I have written several articles about aliasing. And recently I noticed that even on the High setting the Neural DSP Archetype: Cory Wong still generates a bit of aliasing. Listen to my (very annoying example):

Yuk! But admitted: the aliasing is not a major problem here. In the mix I don’t think anyone will notice it. Neural DSP uses 4 times oversampling for the High setting. Some amp sims I use offer 8 times oversampling and I will use that setting, even on the more crunchy and clean tones.

Too neurotic?

Maybe I am a bit too neurotic when it comes to sound quality. I have tested many devices using a pure sine wave and checking its frequency spectrum with a spectrum analyser. On other days I felt like “WTF it just sounds great!” There’s no such thing as perfect sound. It’s totally subjective in my opinion.

Today I stumbled upon the thread ‘Testing Aliasing of Plugins (measurements)’ on Gearslutz. The person who started the thread, Fred vom Jupiter, uses Plugindoctor to measure aliasing.

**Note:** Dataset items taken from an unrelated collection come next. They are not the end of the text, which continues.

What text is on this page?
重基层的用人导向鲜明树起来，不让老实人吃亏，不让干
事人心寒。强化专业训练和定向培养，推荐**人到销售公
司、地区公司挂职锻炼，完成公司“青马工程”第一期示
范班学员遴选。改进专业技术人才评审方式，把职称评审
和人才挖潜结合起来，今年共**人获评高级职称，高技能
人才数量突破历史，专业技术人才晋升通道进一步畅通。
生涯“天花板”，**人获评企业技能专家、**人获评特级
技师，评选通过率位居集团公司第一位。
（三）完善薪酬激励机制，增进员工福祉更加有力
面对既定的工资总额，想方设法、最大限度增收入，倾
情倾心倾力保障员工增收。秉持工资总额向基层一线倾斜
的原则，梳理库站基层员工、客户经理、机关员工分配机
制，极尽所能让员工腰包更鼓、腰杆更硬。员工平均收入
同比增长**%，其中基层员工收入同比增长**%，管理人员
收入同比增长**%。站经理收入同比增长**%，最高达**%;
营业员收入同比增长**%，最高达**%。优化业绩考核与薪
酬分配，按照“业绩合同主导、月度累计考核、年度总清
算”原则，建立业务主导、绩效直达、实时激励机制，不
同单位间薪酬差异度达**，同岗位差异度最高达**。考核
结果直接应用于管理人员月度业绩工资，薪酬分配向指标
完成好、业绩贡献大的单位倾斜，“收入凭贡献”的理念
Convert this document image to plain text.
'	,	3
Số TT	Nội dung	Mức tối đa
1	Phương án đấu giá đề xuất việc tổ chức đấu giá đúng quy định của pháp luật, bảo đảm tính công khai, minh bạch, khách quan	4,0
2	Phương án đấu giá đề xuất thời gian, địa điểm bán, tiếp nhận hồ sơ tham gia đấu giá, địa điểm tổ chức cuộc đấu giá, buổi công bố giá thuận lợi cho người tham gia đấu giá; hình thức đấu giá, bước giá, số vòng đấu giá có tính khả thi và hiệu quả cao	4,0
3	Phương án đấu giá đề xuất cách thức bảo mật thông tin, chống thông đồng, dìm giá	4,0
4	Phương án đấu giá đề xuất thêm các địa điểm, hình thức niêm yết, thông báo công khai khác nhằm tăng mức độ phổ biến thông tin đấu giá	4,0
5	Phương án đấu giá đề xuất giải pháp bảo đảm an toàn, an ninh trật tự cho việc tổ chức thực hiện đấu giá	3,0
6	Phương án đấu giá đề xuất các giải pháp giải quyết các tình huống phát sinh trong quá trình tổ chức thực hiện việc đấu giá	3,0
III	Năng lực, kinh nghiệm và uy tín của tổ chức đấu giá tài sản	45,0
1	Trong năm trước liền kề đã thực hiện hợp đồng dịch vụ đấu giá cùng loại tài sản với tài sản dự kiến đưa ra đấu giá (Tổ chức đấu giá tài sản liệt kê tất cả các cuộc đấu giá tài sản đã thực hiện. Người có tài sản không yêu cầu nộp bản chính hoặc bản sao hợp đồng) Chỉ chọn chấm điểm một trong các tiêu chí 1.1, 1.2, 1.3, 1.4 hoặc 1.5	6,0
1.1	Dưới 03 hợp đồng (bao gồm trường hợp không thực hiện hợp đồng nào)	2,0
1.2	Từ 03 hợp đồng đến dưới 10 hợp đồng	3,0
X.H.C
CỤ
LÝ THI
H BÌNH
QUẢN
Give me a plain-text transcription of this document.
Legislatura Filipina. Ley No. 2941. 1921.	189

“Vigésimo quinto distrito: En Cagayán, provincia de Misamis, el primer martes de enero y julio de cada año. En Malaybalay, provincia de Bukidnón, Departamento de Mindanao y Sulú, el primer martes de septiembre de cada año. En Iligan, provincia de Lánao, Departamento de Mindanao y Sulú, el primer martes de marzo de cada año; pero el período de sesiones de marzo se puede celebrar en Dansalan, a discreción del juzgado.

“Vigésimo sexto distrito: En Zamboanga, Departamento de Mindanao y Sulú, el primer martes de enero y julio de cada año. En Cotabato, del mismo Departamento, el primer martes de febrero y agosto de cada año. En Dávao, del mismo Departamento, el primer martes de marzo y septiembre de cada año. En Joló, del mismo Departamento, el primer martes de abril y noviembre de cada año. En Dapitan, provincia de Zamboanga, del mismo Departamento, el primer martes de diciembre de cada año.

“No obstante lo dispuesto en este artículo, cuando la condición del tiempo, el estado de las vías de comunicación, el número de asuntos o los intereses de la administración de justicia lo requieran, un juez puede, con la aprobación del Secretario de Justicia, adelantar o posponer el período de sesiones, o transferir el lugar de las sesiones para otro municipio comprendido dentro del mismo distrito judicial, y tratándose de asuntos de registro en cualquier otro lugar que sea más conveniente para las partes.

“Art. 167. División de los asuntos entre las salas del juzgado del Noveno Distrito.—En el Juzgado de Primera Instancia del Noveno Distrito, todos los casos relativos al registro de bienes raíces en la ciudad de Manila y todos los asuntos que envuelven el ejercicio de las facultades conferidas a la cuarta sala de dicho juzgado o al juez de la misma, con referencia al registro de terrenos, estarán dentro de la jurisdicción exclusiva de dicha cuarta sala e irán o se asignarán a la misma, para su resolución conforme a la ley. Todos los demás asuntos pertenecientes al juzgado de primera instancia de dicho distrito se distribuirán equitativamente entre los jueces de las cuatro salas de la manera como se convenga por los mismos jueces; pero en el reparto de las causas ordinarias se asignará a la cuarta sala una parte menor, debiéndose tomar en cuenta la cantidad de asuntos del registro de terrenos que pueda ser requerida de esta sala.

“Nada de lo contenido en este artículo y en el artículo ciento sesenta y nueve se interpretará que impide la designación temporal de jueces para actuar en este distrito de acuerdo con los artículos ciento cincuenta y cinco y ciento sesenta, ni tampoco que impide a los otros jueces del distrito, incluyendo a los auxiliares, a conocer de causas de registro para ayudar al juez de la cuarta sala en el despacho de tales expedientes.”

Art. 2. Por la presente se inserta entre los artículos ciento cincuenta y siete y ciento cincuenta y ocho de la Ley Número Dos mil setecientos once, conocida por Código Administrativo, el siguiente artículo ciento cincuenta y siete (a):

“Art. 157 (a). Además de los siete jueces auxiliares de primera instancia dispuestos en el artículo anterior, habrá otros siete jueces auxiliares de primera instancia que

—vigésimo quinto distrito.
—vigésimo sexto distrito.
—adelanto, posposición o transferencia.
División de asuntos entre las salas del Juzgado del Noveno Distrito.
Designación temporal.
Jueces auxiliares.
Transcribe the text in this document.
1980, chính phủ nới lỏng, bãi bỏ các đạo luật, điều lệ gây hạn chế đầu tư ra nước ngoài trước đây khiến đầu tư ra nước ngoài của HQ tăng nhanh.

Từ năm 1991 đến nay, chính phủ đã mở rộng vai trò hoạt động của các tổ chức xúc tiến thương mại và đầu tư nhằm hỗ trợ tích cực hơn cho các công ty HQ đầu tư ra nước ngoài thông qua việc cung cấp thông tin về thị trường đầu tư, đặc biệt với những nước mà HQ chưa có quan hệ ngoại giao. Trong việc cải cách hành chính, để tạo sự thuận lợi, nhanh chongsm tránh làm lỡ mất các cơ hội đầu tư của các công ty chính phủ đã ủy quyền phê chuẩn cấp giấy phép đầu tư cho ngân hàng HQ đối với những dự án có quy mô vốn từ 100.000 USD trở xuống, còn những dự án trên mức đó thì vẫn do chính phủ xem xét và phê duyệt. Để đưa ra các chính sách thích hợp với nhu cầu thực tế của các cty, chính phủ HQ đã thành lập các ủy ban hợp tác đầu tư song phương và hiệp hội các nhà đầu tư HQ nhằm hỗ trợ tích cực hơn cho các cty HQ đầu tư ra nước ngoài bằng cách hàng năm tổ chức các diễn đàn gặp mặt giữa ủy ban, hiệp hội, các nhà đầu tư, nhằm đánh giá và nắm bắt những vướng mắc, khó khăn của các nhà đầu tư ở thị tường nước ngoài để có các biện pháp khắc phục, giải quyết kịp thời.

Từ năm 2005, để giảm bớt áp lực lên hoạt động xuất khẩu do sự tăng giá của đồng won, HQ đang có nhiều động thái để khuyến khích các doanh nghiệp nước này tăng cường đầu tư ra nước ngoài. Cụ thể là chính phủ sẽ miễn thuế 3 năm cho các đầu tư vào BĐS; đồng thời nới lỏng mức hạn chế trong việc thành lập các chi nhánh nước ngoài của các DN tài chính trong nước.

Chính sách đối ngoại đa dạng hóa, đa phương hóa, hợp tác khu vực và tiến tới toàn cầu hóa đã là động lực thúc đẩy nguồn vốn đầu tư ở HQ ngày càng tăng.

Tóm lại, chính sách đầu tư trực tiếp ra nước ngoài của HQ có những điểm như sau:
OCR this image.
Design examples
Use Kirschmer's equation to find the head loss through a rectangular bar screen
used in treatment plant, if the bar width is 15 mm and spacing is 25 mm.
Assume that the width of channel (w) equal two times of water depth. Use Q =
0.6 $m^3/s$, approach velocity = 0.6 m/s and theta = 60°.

Although he has a point, aliasing can be problematic, only your ears can tell you if it’s really a problem. We should make judgements based on how it sounds.

So I left this comment:

Be careful with this. Always do a listening test to make sure whether or not this is a problem. A plugin with some aliasing might sound better than another plugin without aliasing. Aliasing is having a small factor on sound.

Aliasing can even sound okay. Sure, those are complex harmonics, not your normal odds and evens, like intermodulation distortion. Intermodulation distortion also happens in the analog world. So these kinds of harmonics which are not even and odd also happen in the analog world. You might call them unmusical but you can also think of these as nice side effects. It’s saturation. It might add extra spice to your sound.

And be reasonable. We can measure all things that doesn’t LOOK good but sounds great. Data might not give us the right story. We can fool ourselves with data.

Over the years my opinion about aliasing has shifted like an on and off-switch. It’s hard to say if it’s a huge problem. It depends on the amount of aliasing and since aliasing is only a part of the sound a plugin produces we might accept it as side effect. The solution to aliasing also gives us a new problem: much higher CPU usage. There are new ways though to tackle the problem, as Jatin Chowdhury mentions in his super interesting article ‘Practical Considerations for Antiderivative Anti-Aliasing’.

When it sounds wrong it might be good

In the early 60s The Beatles found out that distorting the mixing desk of the EMI Studios sounded cool. The EMI engineers disagreed. This was not the way music should be recorded. They were very dogmatic about it. These engineers were trained. But sometimes training and doing things ‘as it should’ can kill creativity.

In short: The Beatles were right. At least in my book.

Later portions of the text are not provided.